Among 96 participants (58% white, 90% men) with baseline and 48 or 64 week DEXA data, the overall median limb fat change was -8.8%.

The 23 patients who were HFE 187C/G heterozygotes had less limb fat loss than the 71 who were 187C/C homozygotes (+6.1% vs -12.5%; P = 0.02).

The heterozygotes were also less likely to develop lipoatrophy after adjusting for age, sex, race, and antiretroviral regimen (odds ratio 0.31; P = 0.04).

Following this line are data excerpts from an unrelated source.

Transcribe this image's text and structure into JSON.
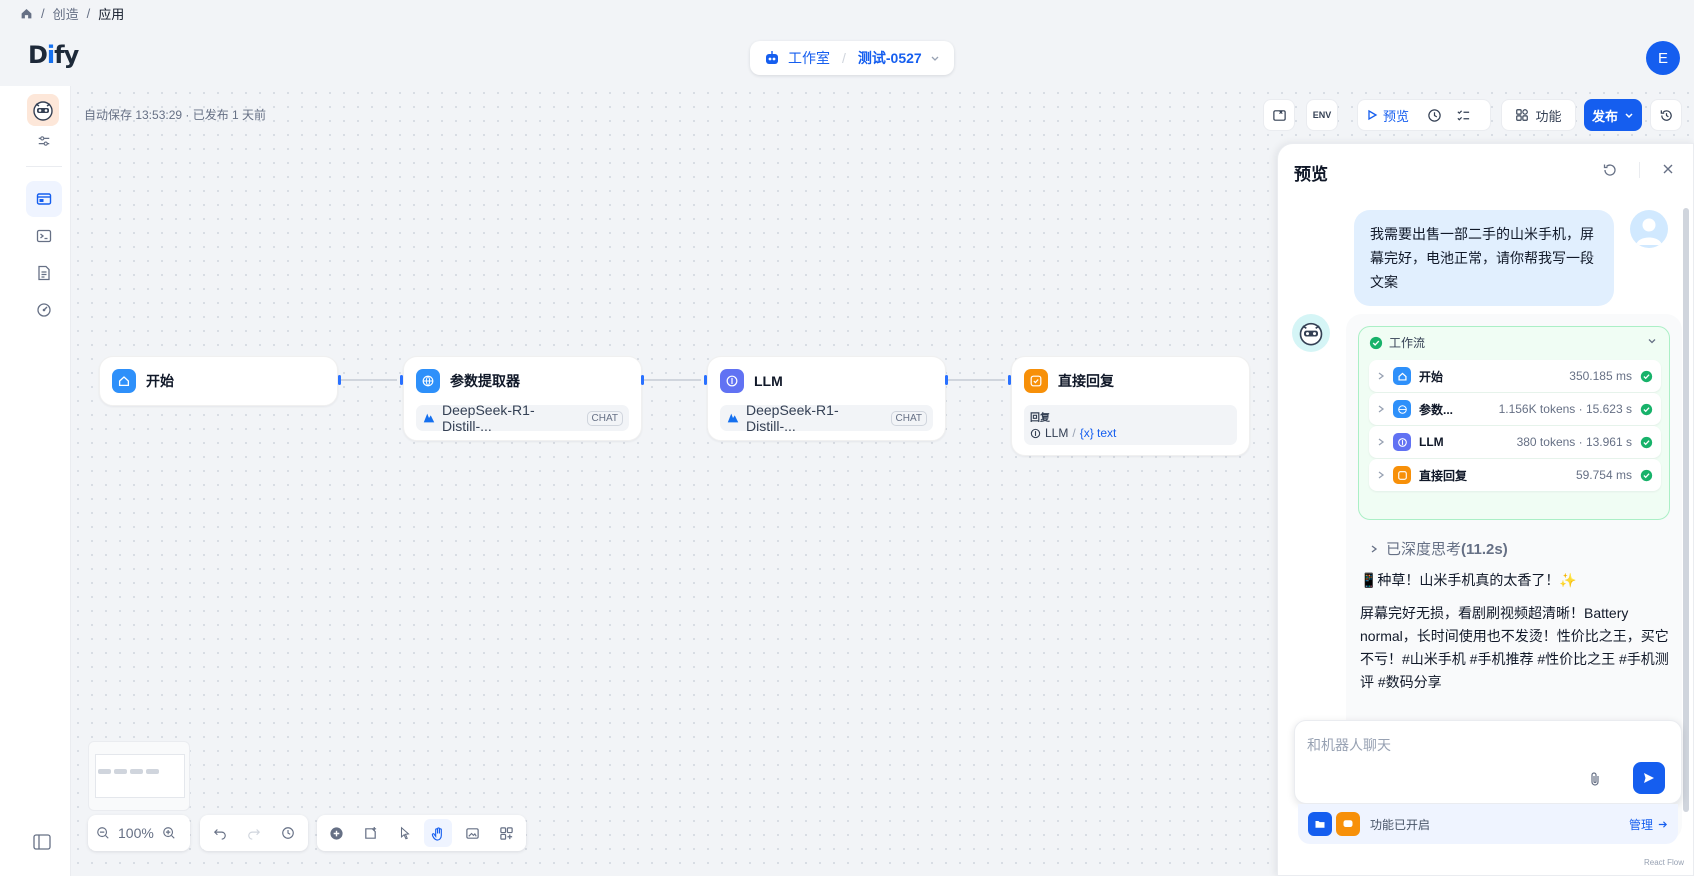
{
  "breadcrumb": {
    "home_icon": "home-icon",
    "sep": "/",
    "items": [
      "创造",
      "应用"
    ]
  },
  "header": {
    "logo": "Dify",
    "studio": "工作室",
    "sep": "/",
    "app_name": "测试-0527",
    "avatar_letter": "E"
  },
  "canvas": {
    "autosave": "自动保存 13:53:29 · 已发布 1 天前",
    "nodes": [
      {
        "title": "开始",
        "icon": "home-icon",
        "color": "#2e90fa"
      },
      {
        "title": "参数提取器",
        "icon": "globe-icon",
        "color": "#2e90fa",
        "model": "DeepSeek-R1-Distill-...",
        "chip": "CHAT"
      },
      {
        "title": "LLM",
        "icon": "brain-icon",
        "color": "#6172f3",
        "model": "DeepSeek-R1-Distill-...",
        "chip": "CHAT"
      },
      {
        "title": "直接回复",
        "icon": "reply-icon",
        "color": "#f79009",
        "reply_label": "回复",
        "reply_source": "LLM",
        "reply_var": "{x} text",
        "reply_sep": "/"
      }
    ]
  },
  "toolbar": {
    "preview": "预览",
    "features": "功能",
    "publish": "发布"
  },
  "zoom": {
    "level": "100%"
  },
  "preview_panel": {
    "title": "预览",
    "user_message": "我需要出售一部二手的山米手机，屏幕完好，电池正常，请你帮我写一段文案",
    "workflow": {
      "label": "工作流",
      "steps": [
        {
          "name": "开始",
          "meta": "350.185 ms",
          "icon": "home-icon",
          "color": "#2e90fa"
        },
        {
          "name": "参数...",
          "meta": "1.156K tokens · 15.623 s",
          "icon": "globe-icon",
          "color": "#2e90fa"
        },
        {
          "name": "LLM",
          "meta": "380 tokens · 13.961 s",
          "icon": "brain-icon",
          "color": "#6172f3"
        },
        {
          "name": "直接回复",
          "meta": "59.754 ms",
          "icon": "reply-icon",
          "color": "#f79009"
        }
      ]
    },
    "thinking": "已深度思考",
    "thinking_time": "(11.2s)",
    "answer_lines": [
      "📱种草！山米手机真的太香了！✨",
      "屏幕完好无损，看剧刷视频超清晰！Battery normal，长时间使用也不发烫！性价比之王，买它不亏！#山米手机 #手机推荐 #性价比之王 #手机测评 #数码分享"
    ],
    "input_placeholder": "和机器人聊天",
    "features_on": "功能已开启",
    "manage": "管理"
  },
  "footer": {
    "credit": "React Flow"
  }
}
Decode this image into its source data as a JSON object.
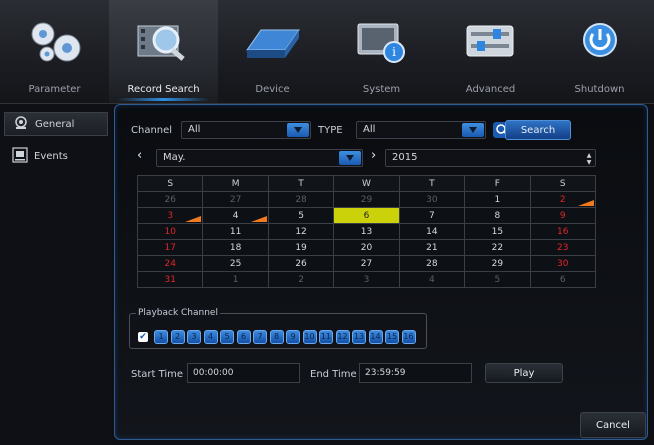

Among non-Hispanic white participants, the median limb fat change was +26.1% among 5 patients with mitochondrial haplogroup J, compared with -9.7% among 49 individuals with other mitochondrial haplogroups (P = 0.07).

Conclusion

In conclusion, the investigators wrote, "HFE 187C>G and, possibly, mitochondrial haplogroup J gave relative protection against lipoatrophy during antiretroviral therapy in A5005s."

In an accompanying editorial, Kenneth Lichtenstein of the National Jewish Medical and Research Center in Denver suggested that these findings might provide evidence that it is safe to offer implicated drugs to specific patients "who may be genetically protected from the development of lipoatrophy."

In that sense, a test for the HFE pattern linked to lipoatrophy might work like the HLA-B*5701 genetic test for susceptibility to abacavir hypersensitivity reactions, which enables patients who lack the associated genetic variation to safely try the drug.

Vanderbilt University School of Medicine, Nashville, TN; University of Pennsylvania, Philadelphia, PA; University of California at San Francisco, San Francisco, CA; Indiana University School of Medicine, Indianapolis, IN; Massachusetts General Hospital, Harvard University, Boston, MA.

5/02/08

References

T Hulgan, P Tebas, JA Canter, and others (AIDS Clinical Trials Group 384 and A5005s Study Teams). Hemochromatosis Gene Polymorphisms, Mitochondrial Haplogroups, and Peripheral Lipoatrophy during Antiretroviral Therapy. Journal of Infectious Diseases 197(6): 858-866. March 15, 2008.

KA Lichtenstein. Human Immunodeficiency Virus-Associated Lipoatrophy: Letting the Genome Out of the Bottle. Journal of Infectious Diseases 197(6): 784-786. March 15, 2008.